Remembering Alhassan Sesay, CCI leader from Sierra Leone

At Citizens’ Climate International, we are deeply proud of the civic leadership of volunteers from our local chapters. Alhassan Sesay was a committed and persistent leader in our volunteer network, from Freetown, Sierra Leone. He led the Freetown chapter, and was a recognized leader and mentor to other volunteer climate advocates. We are very sad to deliver the news that on December 10, 2023, Alhassan passed away suddenly from heart failure. 

We can say with confidence that Alhassan achieved something most people aspire to but never really reach—he made a substantive difference in the quality of political discourse and civic engagement in his country. Climate change is a challenging issue in the best of times—of supreme ethical importance, weighing on the wellbeing of billions of people across the world and far into the future, but relatively slow-moving from the day to day perspective of most people. And, reducing global heating emissions is all the more challenging because of the immense financial and political power held by major emitters in government and the private sector. 

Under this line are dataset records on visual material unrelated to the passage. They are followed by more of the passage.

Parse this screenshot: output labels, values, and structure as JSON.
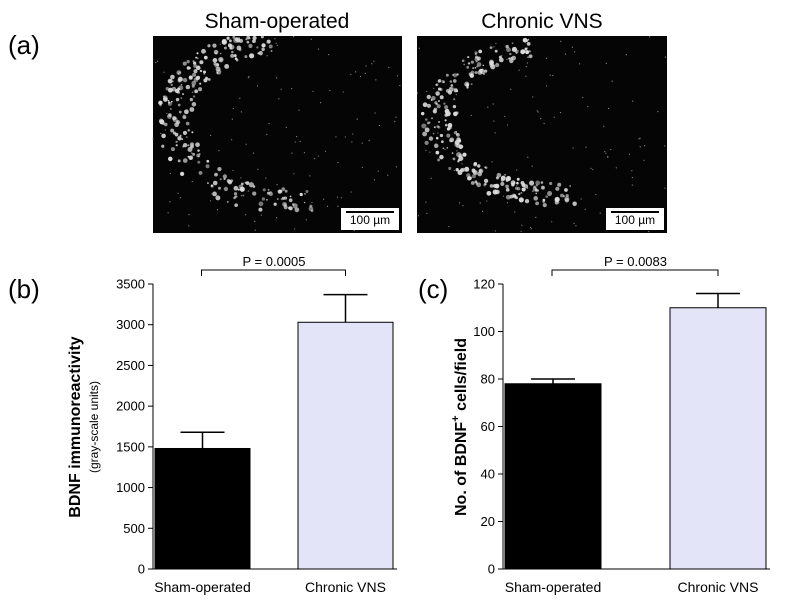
{
  "panel_a": {
    "label": "(a)",
    "images": [
      {
        "title": "Sham-operated",
        "scale_bar": "100 µm"
      },
      {
        "title": "Chronic VNS",
        "scale_bar": "100 µm"
      }
    ]
  },
  "chart_data": [
    {
      "type": "bar",
      "panel_label": "(b)",
      "y_label": [
        "BDNF immunoreactivity"
      ],
      "y_sublabel": "(gray-scale units)",
      "categories": [
        "Sham-operated",
        "Chronic VNS"
      ],
      "values": [
        1480,
        3030
      ],
      "errors": [
        200,
        340
      ],
      "colors": [
        "#000000",
        "#e4e4f8"
      ],
      "ylim": [
        0,
        3500
      ],
      "yticks": [
        0,
        500,
        1000,
        1500,
        2000,
        2500,
        3000,
        3500
      ],
      "annotation": "P = 0.0005"
    },
    {
      "type": "bar",
      "panel_label": "(c)",
      "y_label": [
        "No. of BDNF",
        "+",
        " cells/field"
      ],
      "categories": [
        "Sham-operated",
        "Chronic VNS"
      ],
      "values": [
        78,
        110
      ],
      "errors": [
        2,
        6
      ],
      "colors": [
        "#000000",
        "#e4e4f8"
      ],
      "ylim": [
        0,
        120
      ],
      "yticks": [
        0,
        20,
        40,
        60,
        80,
        100,
        120
      ],
      "annotation": "P = 0.0083"
    }
  ]
}
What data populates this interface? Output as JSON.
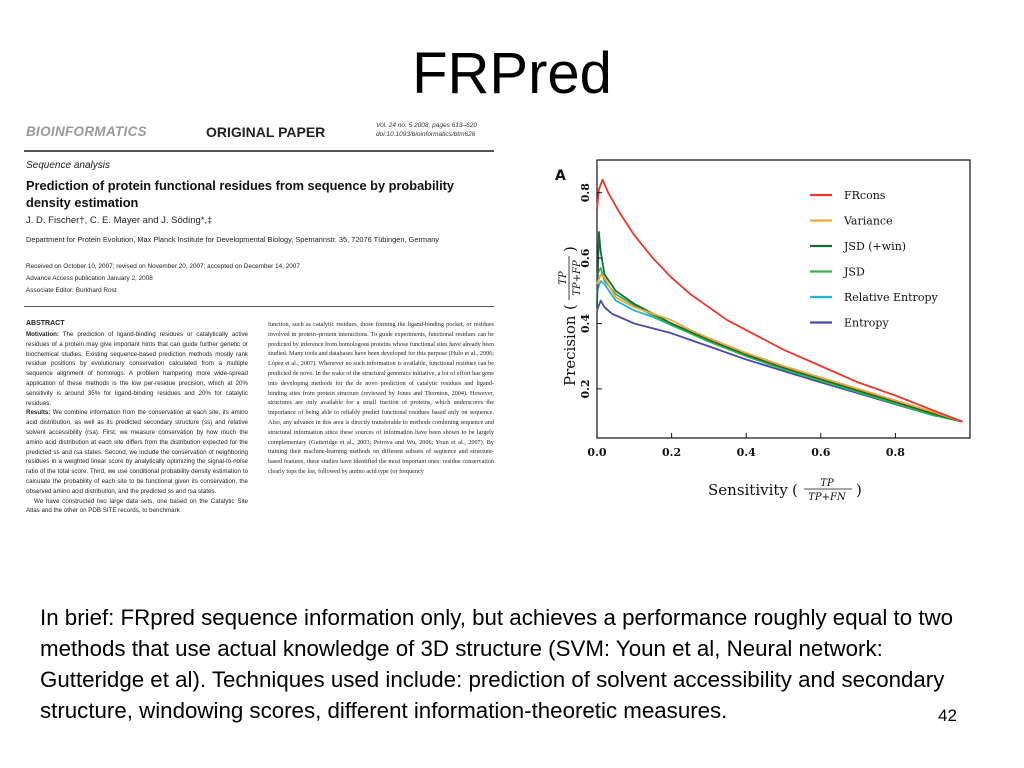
{
  "slide": {
    "title": "FRPred",
    "caption": "In brief: FRpred sequence information only, but achieves a performance roughly equal to two methods that use actual knowledge of 3D structure (SVM: Youn et al, Neural network: Gutteridge et al). Techniques used include: prediction of solvent accessibility and secondary structure, windowing scores, different information-theoretic measures.",
    "page_number": "42"
  },
  "paper": {
    "journal": "BIOINFORMATICS",
    "type": "ORIGINAL PAPER",
    "volume": "Vol. 24 no. 5 2008, pages 613–620",
    "doi": "doi:10.1093/bioinformatics/btm626",
    "section": "Sequence analysis",
    "title": "Prediction of protein functional residues from sequence by probability density estimation",
    "authors": "J. D. Fischer†, C. E. Mayer and J. Söding*,‡",
    "affiliation": "Department for Protein Evolution, Max Planck Institute for Developmental Biology, Spemannstr. 35, 72076 Tübingen, Germany",
    "received": "Received on October 10, 2007; revised on November 20, 2007; accepted on December 14, 2007",
    "advance": "Advance Access publication January 2, 2008",
    "editor": "Associate Editor: Burkhard Rost",
    "abstract_heading": "ABSTRACT",
    "motivation_label": "Motivation:",
    "motivation_text": " The prediction of ligand-binding residues or catalytically active residues of a protein may give important hints that can guide further genetic or biochemical studies. Existing sequence-based prediction methods mostly rank residue positions by evolutionary conservation calculated from a multiple sequence alignment of homologs. A problem hampering more wide-spread application of these methods is the low per-residue precision, which at 20% sensitivity is around 35% for ligand-binding residues and 20% for catalytic residues.",
    "results_label": "Results:",
    "results_text": " We combine information from the conservation at each site, its amino acid distribution, as well as its predicted secondary structure (ss) and relative solvent accessibility (rsa). First, we measure conservation by how much the amino acid distribution at each site differs from the distribution expected for the predicted ss and rsa states. Second, we include the conservation of neighboring residues in a weighted linear score by analytically optimizing the signal-to-noise ratio of the total score. Third, we use conditional probability density estimation to calculate the probability of each site to be functional given its conservation, the observed amino acid distribution, and the predicted ss and rsa states.",
    "results_text2": "We have constructed two large data sets, one based on the Catalytic Site Atlas and the other on PDB SITE records, to benchmark",
    "right_column": "function, such as catalytic residues, those forming the ligand-binding pocket, or residues involved in protein–protein interactions. To guide experiments, functional residues can be predicted by inference from homologous proteins whose functional sites have already been studied. Many tools and databases have been developed for this purpose (Hulo et al., 2006; López et al., 2007). Whenever no such information is available, functional residues can be predicted de novo. In the wake of the structural genomics initiative, a lot of effort has gone into developing methods for the de novo prediction of catalytic residues and ligand-binding sites from protein structure (reviewed by Jones and Thornton, 2004). However, structures are only available for a small fraction of proteins, which underscores the importance of being able to reliably predict functional residues based only on sequence. Also, any advance in this area is directly transferable to methods combining sequence and structural information since these sources of information have been shown to be largely complementary (Gutteridge et al., 2003; Petrova and Wu, 2006; Youn et al., 2007). By training their machine-learning methods on different subsets of sequence and structure-based features, these studies have identified the most important ones: residue conservation clearly tops the list, followed by amino acid type (or frequency"
  },
  "chart_data": {
    "type": "line",
    "panel_label": "A",
    "xlabel_text": "Sensitivity",
    "xlabel_formula": {
      "num": "TP",
      "den": "TP+FN"
    },
    "ylabel_text": "Precision",
    "ylabel_formula": {
      "num": "TP",
      "den": "TP+FP"
    },
    "xlim": [
      0,
      1.0
    ],
    "ylim": [
      0.05,
      0.9
    ],
    "xticks": [
      "0.0",
      "0.2",
      "0.4",
      "0.6",
      "0.8"
    ],
    "yticks": [
      "0.2",
      "0.4",
      "0.6",
      "0.8"
    ],
    "legend_position": "top-right",
    "grid": false,
    "series": [
      {
        "name": "FRcons",
        "color": "#e8372c",
        "points": [
          [
            0.0,
            0.75
          ],
          [
            0.005,
            0.81
          ],
          [
            0.015,
            0.84
          ],
          [
            0.03,
            0.8
          ],
          [
            0.06,
            0.74
          ],
          [
            0.1,
            0.67
          ],
          [
            0.15,
            0.6
          ],
          [
            0.2,
            0.54
          ],
          [
            0.25,
            0.49
          ],
          [
            0.3,
            0.45
          ],
          [
            0.35,
            0.41
          ],
          [
            0.4,
            0.38
          ],
          [
            0.5,
            0.32
          ],
          [
            0.6,
            0.27
          ],
          [
            0.7,
            0.22
          ],
          [
            0.8,
            0.18
          ],
          [
            0.9,
            0.135
          ],
          [
            0.98,
            0.1
          ]
        ]
      },
      {
        "name": "Variance",
        "color": "#f2a63a",
        "points": [
          [
            0.0,
            0.52
          ],
          [
            0.01,
            0.55
          ],
          [
            0.02,
            0.54
          ],
          [
            0.05,
            0.48
          ],
          [
            0.1,
            0.45
          ],
          [
            0.15,
            0.43
          ],
          [
            0.2,
            0.41
          ],
          [
            0.25,
            0.38
          ],
          [
            0.3,
            0.355
          ],
          [
            0.4,
            0.31
          ],
          [
            0.5,
            0.27
          ],
          [
            0.6,
            0.235
          ],
          [
            0.7,
            0.2
          ],
          [
            0.8,
            0.165
          ],
          [
            0.9,
            0.13
          ],
          [
            0.98,
            0.1
          ]
        ]
      },
      {
        "name": "JSD (+win)",
        "color": "#1a6b3a",
        "points": [
          [
            0.0,
            0.45
          ],
          [
            0.005,
            0.68
          ],
          [
            0.01,
            0.62
          ],
          [
            0.02,
            0.55
          ],
          [
            0.05,
            0.5
          ],
          [
            0.1,
            0.46
          ],
          [
            0.15,
            0.43
          ],
          [
            0.2,
            0.4
          ],
          [
            0.25,
            0.375
          ],
          [
            0.3,
            0.35
          ],
          [
            0.4,
            0.305
          ],
          [
            0.5,
            0.265
          ],
          [
            0.6,
            0.23
          ],
          [
            0.7,
            0.195
          ],
          [
            0.8,
            0.16
          ],
          [
            0.9,
            0.125
          ],
          [
            0.98,
            0.1
          ]
        ]
      },
      {
        "name": "JSD",
        "color": "#35b54a",
        "points": [
          [
            0.0,
            0.55
          ],
          [
            0.01,
            0.57
          ],
          [
            0.02,
            0.53
          ],
          [
            0.05,
            0.49
          ],
          [
            0.1,
            0.455
          ],
          [
            0.15,
            0.425
          ],
          [
            0.2,
            0.395
          ],
          [
            0.25,
            0.37
          ],
          [
            0.3,
            0.345
          ],
          [
            0.4,
            0.3
          ],
          [
            0.5,
            0.26
          ],
          [
            0.6,
            0.225
          ],
          [
            0.7,
            0.19
          ],
          [
            0.8,
            0.155
          ],
          [
            0.9,
            0.12
          ],
          [
            0.98,
            0.1
          ]
        ]
      },
      {
        "name": "Relative Entropy",
        "color": "#2bb0d8",
        "points": [
          [
            0.0,
            0.5
          ],
          [
            0.01,
            0.53
          ],
          [
            0.02,
            0.52
          ],
          [
            0.05,
            0.47
          ],
          [
            0.1,
            0.44
          ],
          [
            0.15,
            0.42
          ],
          [
            0.2,
            0.395
          ],
          [
            0.25,
            0.37
          ],
          [
            0.3,
            0.345
          ],
          [
            0.4,
            0.3
          ],
          [
            0.5,
            0.26
          ],
          [
            0.6,
            0.225
          ],
          [
            0.7,
            0.19
          ],
          [
            0.8,
            0.157
          ],
          [
            0.9,
            0.125
          ],
          [
            0.98,
            0.1
          ]
        ]
      },
      {
        "name": "Entropy",
        "color": "#4a4aa8",
        "points": [
          [
            0.0,
            0.44
          ],
          [
            0.01,
            0.47
          ],
          [
            0.02,
            0.45
          ],
          [
            0.04,
            0.43
          ],
          [
            0.06,
            0.42
          ],
          [
            0.1,
            0.4
          ],
          [
            0.15,
            0.385
          ],
          [
            0.2,
            0.37
          ],
          [
            0.25,
            0.35
          ],
          [
            0.3,
            0.33
          ],
          [
            0.4,
            0.29
          ],
          [
            0.5,
            0.255
          ],
          [
            0.6,
            0.22
          ],
          [
            0.7,
            0.187
          ],
          [
            0.8,
            0.153
          ],
          [
            0.9,
            0.12
          ],
          [
            0.98,
            0.1
          ]
        ]
      }
    ]
  }
}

Alhassan was one of the principled, good-hearted, and committed spirits who understood that this difficulty is all the more reason to get involved and to work diligently to shift the boundaries of political discourse. We all need people like this, who voluntarily step into the civic arena, as advocates and educators, to give us all a better chance of designing and building a world that works for everyone. 

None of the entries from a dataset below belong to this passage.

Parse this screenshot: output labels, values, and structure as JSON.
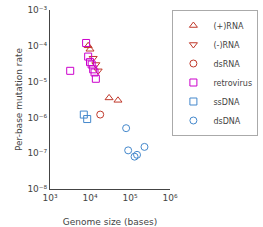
{
  "chart_data": {
    "type": "scatter",
    "xlabel": "Genome size (bases)",
    "ylabel": "Per-base mutation rate",
    "log": true,
    "grid": false,
    "legend": "upper right",
    "xlim": [
      1000,
      1000000
    ],
    "ylim": [
      1e-08,
      0.001
    ],
    "xticks": [
      {
        "value": 1000,
        "label": "10³"
      },
      {
        "value": 10000,
        "label": "10⁴"
      },
      {
        "value": 100000,
        "label": "10⁵"
      },
      {
        "value": 1000000,
        "label": "10⁶"
      }
    ],
    "yticks": [
      {
        "value": 1e-08,
        "label": "10⁻⁸"
      },
      {
        "value": 1e-07,
        "label": "10⁻⁷"
      },
      {
        "value": 1e-06,
        "label": "10⁻⁶"
      },
      {
        "value": 1e-05,
        "label": "10⁻⁵"
      },
      {
        "value": 0.0001,
        "label": "10⁻⁴"
      },
      {
        "value": 0.001,
        "label": "10⁻³"
      }
    ],
    "series": [
      {
        "name": "(+)RNA",
        "color": "#c0392b",
        "marker": "triangle-up",
        "x": [
          9000,
          10000,
          30000,
          50000
        ],
        "values": [
          0.0001,
          8e-05,
          3.5e-06,
          3e-06
        ]
      },
      {
        "name": "(-)RNA",
        "color": "#c0392b",
        "marker": "triangle-down",
        "x": [
          12000,
          14000,
          16000
        ],
        "values": [
          4.5e-05,
          3e-05,
          2e-05
        ]
      },
      {
        "name": "dsRNA",
        "color": "#c0392b",
        "marker": "circle",
        "x": [
          18000
        ],
        "values": [
          1.2e-06
        ]
      },
      {
        "name": "retrovirus",
        "color": "#cc00cc",
        "marker": "square",
        "x": [
          3200,
          8000,
          9000,
          10000,
          11000,
          12000,
          13000,
          14000
        ],
        "values": [
          2e-05,
          0.00012,
          5e-05,
          3.5e-05,
          3e-05,
          2.2e-05,
          1.8e-05,
          1.2e-05
        ]
      },
      {
        "name": "ssDNA",
        "color": "#4488cc",
        "marker": "square",
        "x": [
          7000,
          8500
        ],
        "values": [
          1.2e-06,
          9e-07
        ]
      },
      {
        "name": "dsDNA",
        "color": "#4488cc",
        "marker": "circle",
        "x": [
          80000,
          90000,
          130000,
          150000,
          230000
        ],
        "values": [
          5e-07,
          1.2e-07,
          8e-08,
          9e-08,
          1.5e-07
        ]
      }
    ]
  }
}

He was trained by the Young African Leaders Initiative (YALI) in 2016, and became a Thought for Food Ambassador in 2019. He continued this work through the pandemic and to the present. In this work, he sought to inspire, discover, and develop new and innovative approaches to sustainable production and affordable distribution of food, for better outcomes for people and planet. On November 9, at the Sierra Leone Leadership Awards, he was recognized as one of 100 emerging leaders in his country. 

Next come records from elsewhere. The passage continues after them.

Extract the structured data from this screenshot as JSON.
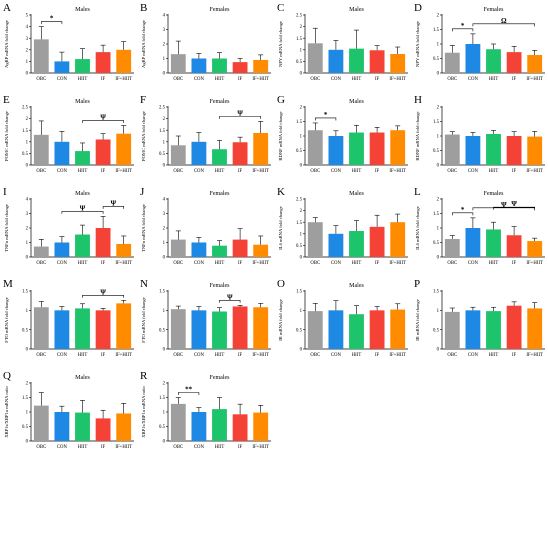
{
  "colors": {
    "OBC": "#9e9e9e",
    "CON": "#1e88e5",
    "HIIT": "#1ec46b",
    "IF": "#f44336",
    "IF+HIIT": "#ff8c00"
  },
  "chart_data": [
    {
      "type": "bar",
      "letter": "A",
      "title": "Males",
      "ylabel": "AgRP mRNA fold change",
      "ylim": [
        0,
        5
      ],
      "yticks": [
        0,
        1,
        2,
        3,
        4,
        5
      ],
      "categories": [
        "OBC",
        "CON",
        "HIIT",
        "IF",
        "IF+HIIT"
      ],
      "values": [
        2.9,
        1.0,
        1.2,
        1.8,
        2.0
      ],
      "errors": [
        1.1,
        0.8,
        0.9,
        0.6,
        0.7
      ],
      "annotations": [
        {
          "from": 0,
          "to": 1,
          "label": "*"
        }
      ]
    },
    {
      "type": "bar",
      "letter": "B",
      "title": "Females",
      "ylabel": "AgRP mRNA fold change",
      "ylim": [
        0,
        4
      ],
      "yticks": [
        0,
        1,
        2,
        3,
        4
      ],
      "categories": [
        "OBC",
        "CON",
        "HIIT",
        "IF",
        "IF+HIIT"
      ],
      "values": [
        1.3,
        1.0,
        1.0,
        0.75,
        0.9
      ],
      "errors": [
        0.9,
        0.35,
        0.4,
        0.25,
        0.35
      ],
      "annotations": []
    },
    {
      "type": "bar",
      "letter": "C",
      "title": "Males",
      "ylabel": "NPY mRNA fold change",
      "ylim": [
        0,
        2.5
      ],
      "yticks": [
        0,
        0.5,
        1,
        1.5,
        2,
        2.5
      ],
      "categories": [
        "OBC",
        "CON",
        "HIIT",
        "IF",
        "IF+HIIT"
      ],
      "values": [
        1.28,
        1.0,
        1.05,
        0.98,
        0.82
      ],
      "errors": [
        0.65,
        0.4,
        0.8,
        0.2,
        0.3
      ],
      "annotations": []
    },
    {
      "type": "bar",
      "letter": "D",
      "title": "Females",
      "ylabel": "NPY mRNA fold change",
      "ylim": [
        0,
        2
      ],
      "yticks": [
        0,
        0.5,
        1,
        1.5,
        2
      ],
      "categories": [
        "OBC",
        "CON",
        "HIIT",
        "IF",
        "IF+HIIT"
      ],
      "values": [
        0.7,
        1.0,
        0.82,
        0.72,
        0.62
      ],
      "errors": [
        0.25,
        0.35,
        0.18,
        0.2,
        0.16
      ],
      "annotations": [
        {
          "from": 0,
          "to": 1,
          "label": "*"
        },
        {
          "from": 1,
          "to": 4,
          "label": "Ω"
        }
      ]
    },
    {
      "type": "bar",
      "letter": "E",
      "title": "Males",
      "ylabel": "POMC mRNA fold change",
      "ylim": [
        0,
        2.5
      ],
      "yticks": [
        0,
        0.5,
        1,
        1.5,
        2,
        2.5
      ],
      "categories": [
        "OBC",
        "CON",
        "HIIT",
        "IF",
        "IF+HIIT"
      ],
      "values": [
        1.3,
        1.0,
        0.6,
        1.1,
        1.35
      ],
      "errors": [
        0.6,
        0.45,
        0.35,
        0.25,
        0.35
      ],
      "annotations": [
        {
          "from": 2,
          "to": 4,
          "label": "Ψ"
        }
      ]
    },
    {
      "type": "bar",
      "letter": "F",
      "title": "Females",
      "ylabel": "POMC mRNA fold change",
      "ylim": [
        0,
        2.5
      ],
      "yticks": [
        0,
        0.5,
        1,
        1.5,
        2,
        2.5
      ],
      "categories": [
        "OBC",
        "CON",
        "HIIT",
        "IF",
        "IF+HIIT"
      ],
      "values": [
        0.85,
        1.0,
        0.68,
        0.98,
        1.38
      ],
      "errors": [
        0.4,
        0.4,
        0.38,
        0.22,
        0.5
      ],
      "annotations": [
        {
          "from": 2,
          "to": 4,
          "label": "Ψ"
        }
      ]
    },
    {
      "type": "bar",
      "letter": "G",
      "title": "Males",
      "ylabel": "BDNF mRNA fold change",
      "ylim": [
        0,
        2
      ],
      "yticks": [
        0,
        0.5,
        1,
        1.5,
        2
      ],
      "categories": [
        "OBC",
        "CON",
        "HIIT",
        "IF",
        "IF+HIIT"
      ],
      "values": [
        1.2,
        1.0,
        1.12,
        1.12,
        1.2
      ],
      "errors": [
        0.25,
        0.18,
        0.25,
        0.18,
        0.15
      ],
      "annotations": [
        {
          "from": 0,
          "to": 1,
          "label": "*"
        }
      ]
    },
    {
      "type": "bar",
      "letter": "H",
      "title": "",
      "ylabel": "BDNF mRNA fold change",
      "ylim": [
        0,
        2
      ],
      "yticks": [
        0,
        0.5,
        1,
        1.5,
        2
      ],
      "categories": [
        "OBC",
        "CON",
        "HIIT",
        "IF",
        "IF+HIIT"
      ],
      "values": [
        1.05,
        1.0,
        1.07,
        1.0,
        0.98
      ],
      "errors": [
        0.1,
        0.12,
        0.12,
        0.15,
        0.18
      ],
      "annotations": []
    },
    {
      "type": "bar",
      "letter": "I",
      "title": "Males",
      "ylabel": "TNFα mRNA fold change",
      "ylim": [
        0,
        4
      ],
      "yticks": [
        0,
        1,
        2,
        3,
        4
      ],
      "categories": [
        "OBC",
        "CON",
        "HIIT",
        "IF",
        "IF+HIIT"
      ],
      "values": [
        0.72,
        1.0,
        1.55,
        2.0,
        0.9
      ],
      "errors": [
        0.5,
        0.4,
        0.65,
        0.8,
        0.55
      ],
      "annotations": [
        {
          "from": 1,
          "to": 3,
          "label": "Ψ"
        },
        {
          "from": 3,
          "to": 4,
          "label": "Ψ"
        }
      ]
    },
    {
      "type": "bar",
      "letter": "J",
      "title": "Females",
      "ylabel": "TNFα mRNA fold change",
      "ylim": [
        0,
        4
      ],
      "yticks": [
        0,
        1,
        2,
        3,
        4
      ],
      "categories": [
        "OBC",
        "CON",
        "HIIT",
        "IF",
        "IF+HIIT"
      ],
      "values": [
        1.2,
        1.0,
        0.78,
        1.2,
        0.85
      ],
      "errors": [
        0.6,
        0.35,
        0.35,
        0.75,
        0.6
      ],
      "annotations": []
    },
    {
      "type": "bar",
      "letter": "K",
      "title": "Males",
      "ylabel": "IL6 mRNA fold change",
      "ylim": [
        0,
        2.5
      ],
      "yticks": [
        0,
        0.5,
        1,
        1.5,
        2,
        2.5
      ],
      "categories": [
        "OBC",
        "CON",
        "HIIT",
        "IF",
        "IF+HIIT"
      ],
      "values": [
        1.5,
        1.0,
        1.12,
        1.3,
        1.5
      ],
      "errors": [
        0.2,
        0.35,
        0.45,
        0.5,
        0.35
      ],
      "annotations": []
    },
    {
      "type": "bar",
      "letter": "L",
      "title": "Females",
      "ylabel": "IL6 mRNA fold change",
      "ylim": [
        0,
        2
      ],
      "yticks": [
        0,
        0.5,
        1,
        1.5,
        2
      ],
      "categories": [
        "OBC",
        "CON",
        "HIIT",
        "IF",
        "IF+HIIT"
      ],
      "values": [
        0.62,
        1.0,
        0.95,
        0.75,
        0.55
      ],
      "errors": [
        0.12,
        0.35,
        0.25,
        0.3,
        0.1
      ],
      "annotations": [
        {
          "from": 0,
          "to": 1,
          "label": "*"
        },
        {
          "from": 1,
          "to": 4,
          "label": "Ψ"
        },
        {
          "from": 2,
          "to": 4,
          "label": "Ψ"
        }
      ]
    },
    {
      "type": "bar",
      "letter": "M",
      "title": "",
      "ylabel": "FTO mRNA fold change",
      "ylim": [
        0,
        1.5
      ],
      "yticks": [
        0,
        0.5,
        1,
        1.5
      ],
      "categories": [
        "OBC",
        "CON",
        "HIIT",
        "IF",
        "IF+HIIT"
      ],
      "values": [
        1.08,
        1.0,
        1.05,
        1.0,
        1.18
      ],
      "errors": [
        0.15,
        0.1,
        0.12,
        0.05,
        0.08
      ],
      "annotations": [
        {
          "from": 2,
          "to": 4,
          "label": "Ψ"
        }
      ]
    },
    {
      "type": "bar",
      "letter": "N",
      "title": "Females",
      "ylabel": "FTO mRNA fold change",
      "ylim": [
        0,
        1.5
      ],
      "yticks": [
        0,
        0.5,
        1,
        1.5
      ],
      "categories": [
        "OBC",
        "CON",
        "HIIT",
        "IF",
        "IF+HIIT"
      ],
      "values": [
        1.03,
        1.0,
        0.97,
        1.1,
        1.08
      ],
      "errors": [
        0.08,
        0.1,
        0.1,
        0.03,
        0.1
      ],
      "annotations": [
        {
          "from": 2,
          "to": 3,
          "label": "Ψ"
        }
      ]
    },
    {
      "type": "bar",
      "letter": "O",
      "title": "Males",
      "ylabel": "IR mRNA fold change",
      "ylim": [
        0,
        1.5
      ],
      "yticks": [
        0,
        0.5,
        1,
        1.5
      ],
      "categories": [
        "OBC",
        "CON",
        "HIIT",
        "IF",
        "IF+HIIT"
      ],
      "values": [
        0.98,
        1.0,
        0.9,
        1.0,
        1.02
      ],
      "errors": [
        0.2,
        0.25,
        0.22,
        0.1,
        0.15
      ],
      "annotations": []
    },
    {
      "type": "bar",
      "letter": "P",
      "title": "",
      "ylabel": "IR mRNA fold change",
      "ylim": [
        0,
        1.5
      ],
      "yticks": [
        0,
        0.5,
        1,
        1.5
      ],
      "categories": [
        "OBC",
        "CON",
        "HIIT",
        "IF",
        "IF+HIIT"
      ],
      "values": [
        0.96,
        1.0,
        0.98,
        1.12,
        1.05
      ],
      "errors": [
        0.1,
        0.08,
        0.1,
        0.1,
        0.15
      ],
      "annotations": []
    },
    {
      "type": "bar",
      "letter": "Q",
      "title": "Males",
      "ylabel": "XBP1s/XBP1u mRNA ratio",
      "ylim": [
        0,
        2
      ],
      "yticks": [
        0,
        0.5,
        1,
        1.5,
        2
      ],
      "categories": [
        "OBC",
        "CON",
        "HIIT",
        "IF",
        "IF+HIIT"
      ],
      "values": [
        1.22,
        1.0,
        0.98,
        0.78,
        0.95
      ],
      "errors": [
        0.45,
        0.2,
        0.42,
        0.28,
        0.35
      ],
      "annotations": []
    },
    {
      "type": "bar",
      "letter": "R",
      "title": "Females",
      "ylabel": "XBP1s/XBP1u mRNA ratio",
      "ylim": [
        0,
        2
      ],
      "yticks": [
        0,
        0.5,
        1,
        1.5,
        2
      ],
      "categories": [
        "OBC",
        "CON",
        "HIIT",
        "IF",
        "IF+HIIT"
      ],
      "values": [
        1.28,
        1.0,
        1.1,
        0.92,
        0.98
      ],
      "errors": [
        0.22,
        0.15,
        0.4,
        0.35,
        0.25
      ],
      "annotations": [
        {
          "from": 0,
          "to": 1,
          "label": "**"
        }
      ]
    }
  ]
}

We will miss Alhassan as a friend and partner in the hard work of first imagining and then bringing about through engaged civics a resilient climate future. We will miss his principled and professional approach, and his spirit of no-nonsense optimism, knowing that it only makes sense to pursue the best possible future, and to do so together, in collaboration with all who can support success. 

As we move into a new phase in the evolution of Citizens’ Climate International, consciously supporting the upgrading of ambition in national climate crisis response and related areas of policy, we will remember Alhassan Sesay, and seek to center his example in the way we empower citizen volunteers to do this world-building work.